Un hilo conductor: la noche, el frío, la botella, ella.
Ella, lejos, corriendo y saltando. ¿Cómo no saber que no se puede tener a quien no quiere ser tenido? El día de la pileta, del gran salto, de la ruptura definitiva con la vieja estructura, el día de entrar en el terreno del amor, no ya de la mutua necesidad coyuntural; el día de la despedida con plazo, con reencuentro previsto, con voy a estar acá cuando vuelvas, con esperame; el día, justo el día, del paso.
Pero en balde decir las cosas que podrían haber pasado: el país de lo que pudo haber sido (y evidentemente no fue, porque la botella, la noche) se aleja, palabra a palabra. Se hace borrosa, su figura se achica, sus rasgos se pierden, y lo que veo es lo que recuerdo, y me pregunto qué recuerdo.

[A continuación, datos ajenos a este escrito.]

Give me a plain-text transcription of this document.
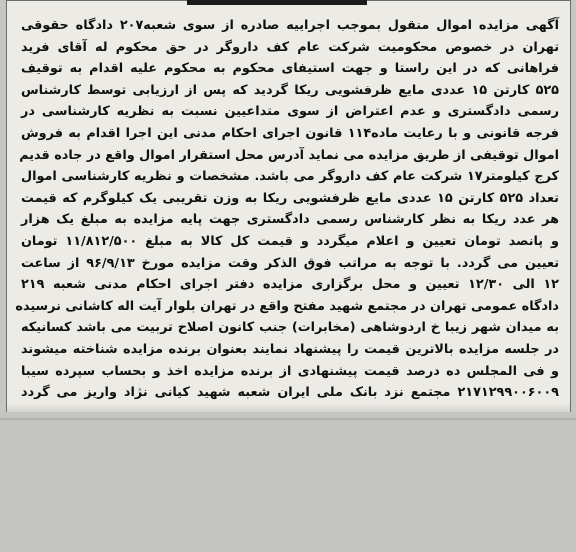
آگهی مزایده اموال منقول بموجب اجراییه صادره از سوی شعبه۲۰۷ دادگاه حقوقی
تهران در خصوص محکومیت شرکت عام کف داروگر در حق محکوم له آقای فرید
فراهانی که در این راستا و جهت استیفای محکوم به محکوم علیه اقدام به توقیف
۵۲۵ کارتن ۱۵ عددی مایع ظرفشویی ریکا گردید که پس از ارزیابی توسط کارشناس
رسمی دادگستری و عدم اعتراض از سوی متداعیین نسبت به نظریه کارشناسی در
فرجه قانونی و با رعایت ماده۱۱۴ قانون اجرای احکام مدنی این اجرا اقدام به فروش
اموال توقیفی از طریق مزایده می نماید آدرس محل استقرار اموال واقع در جاده قدیم
کرج کیلومتر۱۷ شرکت عام کف داروگر می باشد. مشخصات و نظریه کارشناسی اموال
تعداد ۵۲۵ کارتن ۱۵ عددی مایع ظرفشویی ریکا به وزن تقریبی یک کیلوگرم که قیمت
هر عدد ریکا به نظر کارشناس رسمی دادگستری جهت پایه مزایده به مبلغ یک هزار
و پانصد تومان تعیین و اعلام میگردد و قیمت کل کالا به مبلغ ۱۱/۸۱۲/۵۰۰ تومان
تعیین می گردد. با توجه به مراتب فوق الذکر وقت مزایده مورخ ۹۶/۹/۱۳ از ساعت
۱۲ الی ۱۲/۳۰ تعیین و محل برگزاری مزایده دفتر اجرای احکام مدنی شعبه ۲۱۹
دادگاه عمومی تهران در مجتمع شهید مفتح واقع در تهران بلوار آیت اله کاشانی نرسیده
به میدان شهر زیبا خ اردوشاهی (مخابرات) جنب کانون اصلاح تربیت می باشد کسانیکه
در جلسه مزایده بالاترین قیمت را پیشنهاد نمایند بعنوان برنده مزایده شناخته میشوند
و فی المجلس ده درصد قیمت پیشنهادی از برنده مزایده اخذ و بحساب سپرده سیبا
۲۱۷۱۲۹۹۰۰۶۰۰۹ مجتمع نزد بانک ملی ایران شعبه شهید کیانی نژاد واریز می گردد
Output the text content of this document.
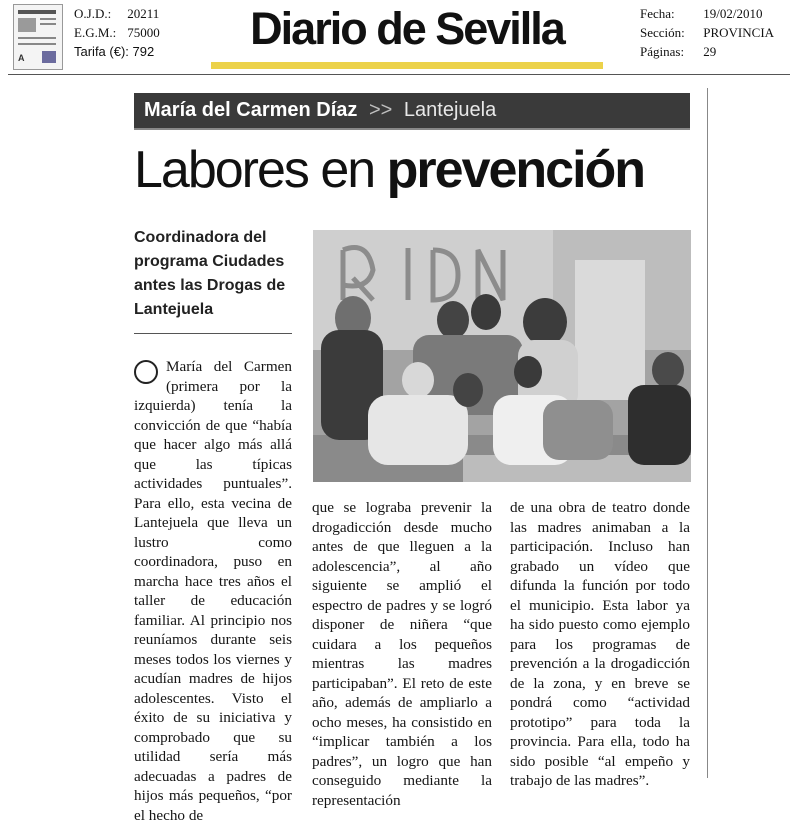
A
O.J.D.: 20211
E.G.M.: 75000
Tarifa (€): 792	Diario de Sevilla	Fecha: 19/02/2010
Sección: PROVINCIA
Páginas: 29
María del Carmen Díaz >> Lantejuela
Labores en prevención
Coordinadora del programa Ciudades antes las Drogas de Lantejuela

María del Carmen (primera por la izquierda) tenía la convicción de que “había que hacer algo más allá que las típicas actividades puntuales”. Para ello, esta vecina de Lantejuela que lleva un lustro como coordinadora, puso en marcha hace tres años el taller de educación familiar. Al principio nos reuníamos durante seis meses todos los viernes y acudían madres de hijos adolescentes. Visto el éxito de su iniciativa y comprobado que su utilidad sería más adecuadas a padres de hijos más pequeños, “por el hecho de

que se lograba prevenir la drogadicción desde mucho antes de que lleguen a la adolescencia”, al año siguiente se amplió el espectro de padres y se logró disponer de niñera “que cuidara a los pequeños mientras las madres participaban”. El reto de este año, además de ampliarlo a ocho meses, ha consistido en “implicar también a los padres”, un logro que han conseguido mediante la representación

de una obra de teatro donde las madres animaban a la participación. Incluso han grabado un vídeo que difunda la función por todo el municipio. Esta labor ya ha sido puesto como ejemplo para los programas de prevención a la drogadicción de la zona, y en breve se pondrá como “actividad prototipo” para toda la provincia. Para ella, todo ha sido posible “al empeño y trabajo de las madres”.
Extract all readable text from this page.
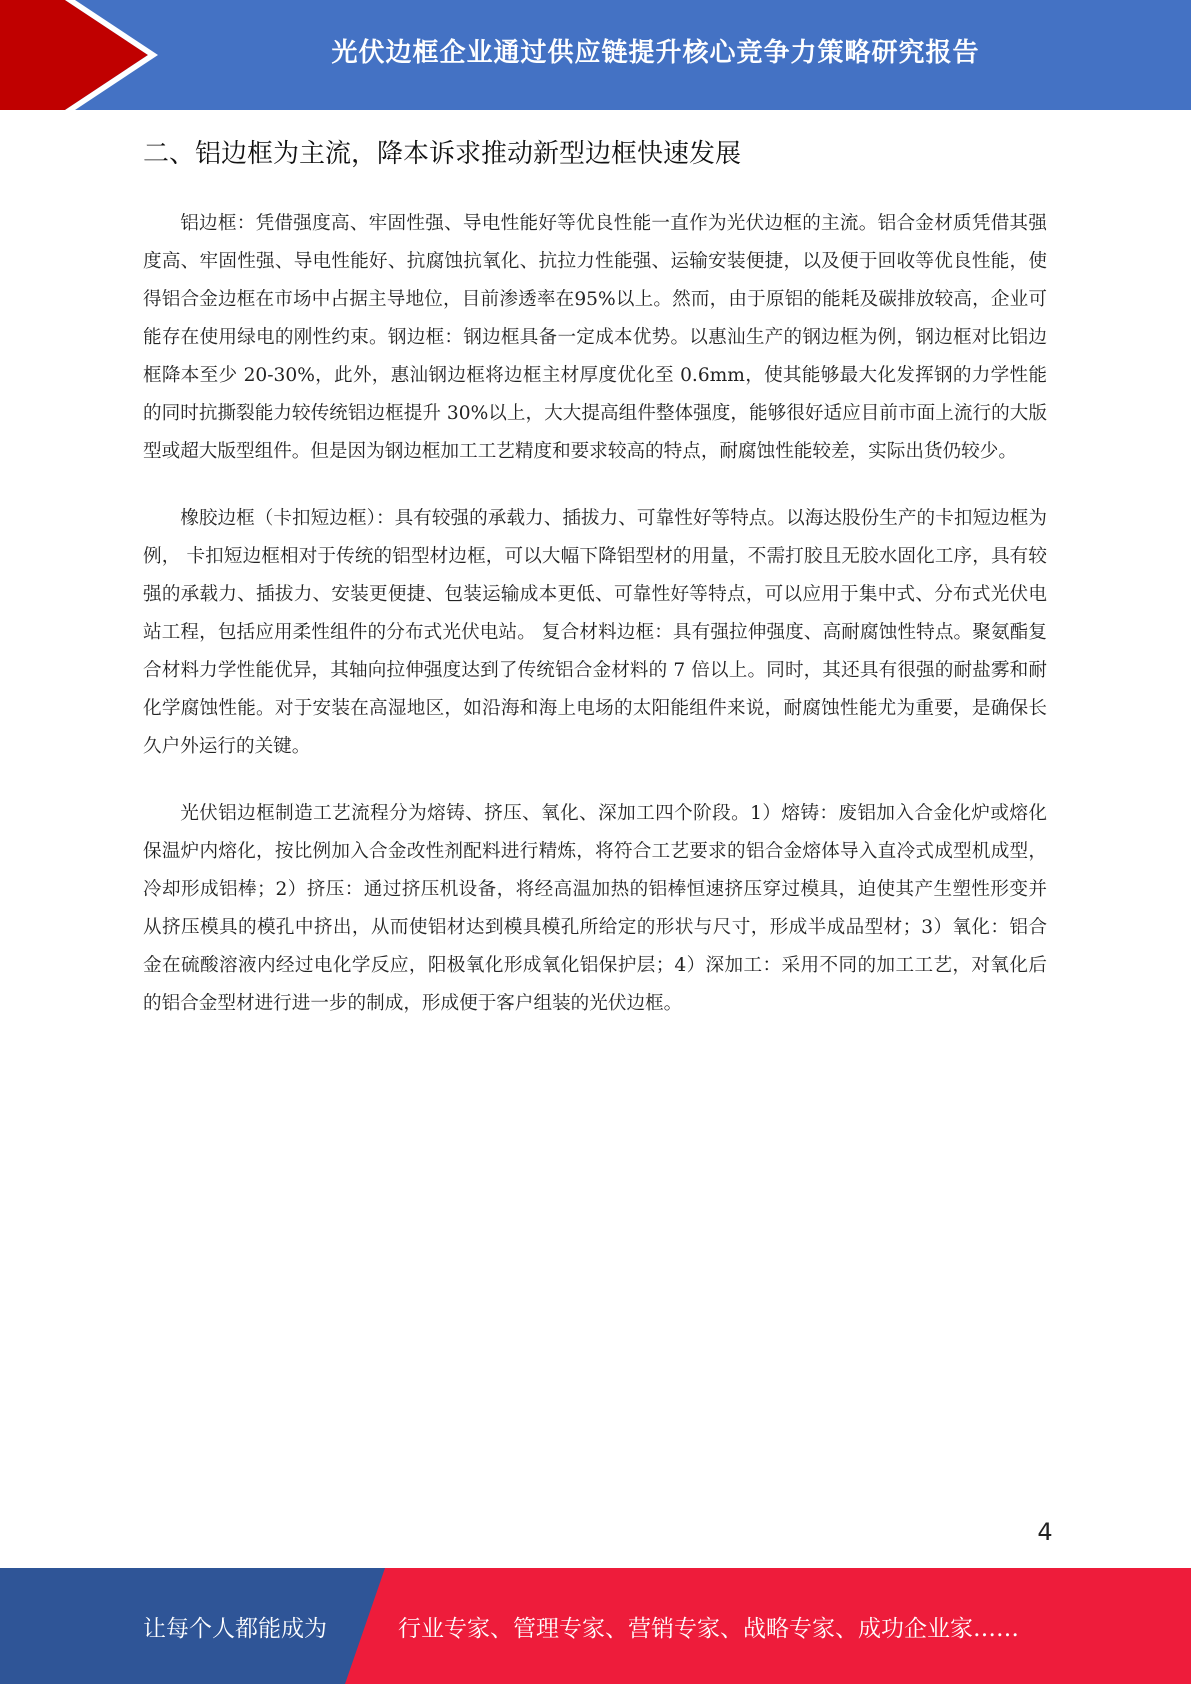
光伏边框企业通过供应链提升核心竞争力策略研究报告
二、铝边框为主流，降本诉求推动新型边框快速发展

铝边框：凭借强度高、牢固性强、导电性能好等优良性能一直作为光伏边框的主流。铝合金材质凭借其强度高、牢固性强、导电性能好、抗腐蚀抗氧化、抗拉力性能强、运输安装便捷，以及便于回收等优良性能，使得铝合金边框在市场中占据主导地位，目前渗透率在95%以上。然而，由于原铝的能耗及碳排放较高，企业可能存在使用绿电的刚性约束。钢边框：钢边框具备一定成本优势。以惠汕生产的钢边框为例，钢边框对比铝边框降本至少 20-30%，此外，惠汕钢边框将边框主材厚度优化至 0.6mm，使其能够最大化发挥钢的力学性能的同时抗撕裂能力较传统铝边框提升 30%以上，大大提高组件整体强度，能够很好适应目前市面上流行的大版型或超大版型组件。但是因为钢边框加工工艺精度和要求较高的特点，耐腐蚀性能较差，实际出货仍较少。

橡胶边框（卡扣短边框）：具有较强的承载力、插拔力、可靠性好等特点。以海达股份生产的卡扣短边框为例， 卡扣短边框相对于传统的铝型材边框，可以大幅下降铝型材的用量，不需打胶且无胶水固化工序，具有较强的承载力、插拔力、安装更便捷、包装运输成本更低、可靠性好等特点，可以应用于集中式、分布式光伏电站工程，包括应用柔性组件的分布式光伏电站。 复合材料边框：具有强拉伸强度、高耐腐蚀性特点。聚氨酯复合材料力学性能优异，其轴向拉伸强度达到了传统铝合金材料的 7 倍以上。同时，其还具有很强的耐盐雾和耐化学腐蚀性能。对于安装在高湿地区，如沿海和海上电场的太阳能组件来说，耐腐蚀性能尤为重要，是确保长久户外运行的关键。

光伏铝边框制造工艺流程分为熔铸、挤压、氧化、深加工四个阶段。1）熔铸：废铝加入合金化炉或熔化保温炉内熔化，按比例加入合金改性剂配料进行精炼，将符合工艺要求的铝合金熔体导入直冷式成型机成型，冷却形成铝棒；2）挤压：通过挤压机设备，将经高温加热的铝棒恒速挤压穿过模具，迫使其产生塑性形变并从挤压模具的模孔中挤出，从而使铝材达到模具模孔所给定的形状与尺寸，形成半成品型材；3）氧化：铝合金在硫酸溶液内经过电化学反应，阳极氧化形成氧化铝保护层；4）深加工：采用不同的加工工艺，对氧化后的铝合金型材进行进一步的制成，形成便于客户组装的光伏边框。

4
让每个人都能成为	行业专家、管理专家、营销专家、战略专家、成功企业家……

¿De quién es la decisión de que yo calle? ¿De ella, por haber demostrado a último momento que el salto es al vacío? ¿Mía, por cobarde o por demasiado prudente? Buscar culpables, chivos expiatorios, no tanto de mis culpas, sino chivos que expíen mis miedos, mis celos, este pequeño pedazo de muerte, uno más, que se sienta acá conmigo a escribir.
Después de hoy, algún día, me voy a poner a pensar en todo lo que perdí; es una cuenta larga, un balance del almacenero en libreta y lápiz, una lista con nombres tachados. Ella será una más. Pero mientras tanto, la puta madre, cómo duele. Carajo, cómo duele.